1. Januar 2024

Der Geruchswecker


 
Im Treppenhaus riecht es nach der Frau, die im Stockwerk unter uns wohnt. Sie ist alt, man könnte also sagen, dass es irgendwie unbestimmt nach ihrem Alter riecht, nach ihrem fortschreitenden Alter, denn es riecht irgendwie muffig, ungelüftet, es riecht nach verbrauchter Zeit.
Am Morgen kann man ihren Wecker hören, sie aber wohl nicht, denn sie ist schwerhörig. Sie hat auch Probleme, ihren Fernseher zu verstehen, den sie manchmal so laut aufdreht, dass wir jedes Wort vernehmen.
Wir haben unser Aufstehen längst nach ihrem Wecker ausgerichtet. Läutet er uns aus den Betten, krabbeln wir hinaus und lauschen. Nichts zu hören. Sollten wir sie ansprechen? Sollten wir ihr erklären, dass sie ihren Wecker gar nicht benötigt, da sie sich schon lange im Ruhestand befindet? Es scheint uns zu kompliziert, daher haben wir das Läuten akzeptiert und uns darauf eingestellt. Auch auf den Geruch, der von unten nach oben strömt und der uns verrät, dass sie gerade Besuch hatte. Oder dass ihr das Essen gebracht wurde. Es ist eine Art Geruchswecker, der uns verrät, dass es ihr gut geht. Dass sie noch am Leben ist. Dass wir uns noch keine Sorgen machen müssen.
Es kam auch schon einmal vor, dass ihr Feuermelder aufheulte. Aufgeregt, denn sie ist Raucherin, versammelten wir uns vor der Wohnung, beratschlagten und klingelten.
„Es könnte brennen“, sagte jene Dame, die direkt neben ihr wohnt.
Wir schnüffelten, klingelten weiter, aber nichts, sie öffnete nicht, sodass wir schließlich einen Schlüssel holten, den eine weitere Nachbarin für Notfälle aufbewahrt.

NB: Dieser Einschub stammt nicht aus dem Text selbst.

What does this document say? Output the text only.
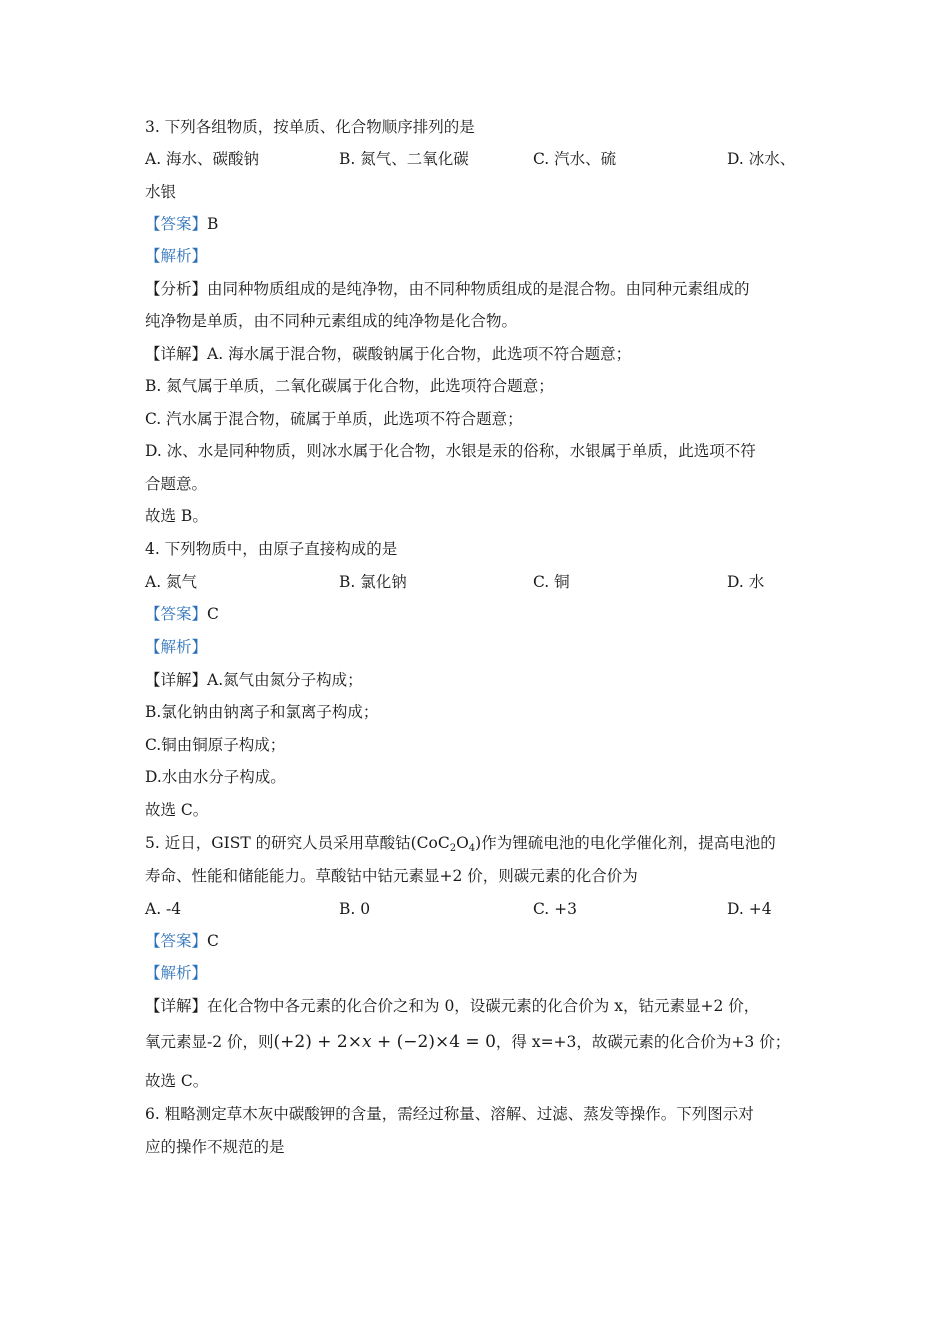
3. 下列各组物质，按单质、化合物顺序排列的是
A. 海水、碳酸钠	B. 氮气、二氧化碳	C. 汽水、硫	D. 冰水、
水银
【答案】B
【解析】
【分析】由同种物质组成的是纯净物，由不同种物质组成的是混合物。由同种元素组成的
纯净物是单质，由不同种元素组成的纯净物是化合物。
【详解】A. 海水属于混合物，碳酸钠属于化合物，此选项不符合题意；
B. 氮气属于单质，二氧化碳属于化合物，此选项符合题意；
C. 汽水属于混合物，硫属于单质，此选项不符合题意；
D. 冰、水是同种物质，则冰水属于化合物，水银是汞的俗称，水银属于单质，此选项不符
合题意。
故选 B。
4. 下列物质中，由原子直接构成的是
A. 氮气	B. 氯化钠	C. 铜	D. 水
【答案】C
【解析】
【详解】A.氮气由氮分子构成；
B.氯化钠由钠离子和氯离子构成；
C.铜由铜原子构成；
D.水由水分子构成。
故选 C。
5. 近日，GIST 的研究人员采用草酸钴$(CoC_2O_4)$作为锂硫电池的电化学催化剂，提高电池的
寿命、性能和储能能力。草酸钴中钴元素显+2 价，则碳元素的化合价为
A. -4	B. 0	C. +3	D. +4
【答案】C
【解析】
【详解】在化合物中各元素的化合价之和为 0，设碳元素的化合价为 x，钴元素显+2 价，
氧元素显-2 价，则(+2) + 2×x + (−2)×4 = 0，得 x=+3，故碳元素的化合价为+3 价；
故选 C。
6. 粗略测定草木灰中碳酸钾的含量，需经过称量、溶解、过滤、蒸发等操作。下列图示对
应的操作不规范的是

Rasch schlossen wir auf und stürmten hinein, fanden sie aber glücklicherweise im Wohnzimmer, wo sie von all dem Trubel nichts mitbekommen hatte. Erstaunt blickte sie uns an.
Rauch war in der Küche entstanden, wo sie die falsche Herdplatte eingeschaltet und einen Lappen auf die Abdeckung gelegt hatte.
Zum Glück war nichts geschehen.
Sie war also nicht nur schwerhörig, sondern auch schwerriechend.
Wir gingen zurück in unsere Wohnung.
Die Dame weckt uns weiterhin mit ihrem Wecker, aber wir sind glücklich darüber, denn so wissen und riechen wir täglich, dass sie noch am Leben ist.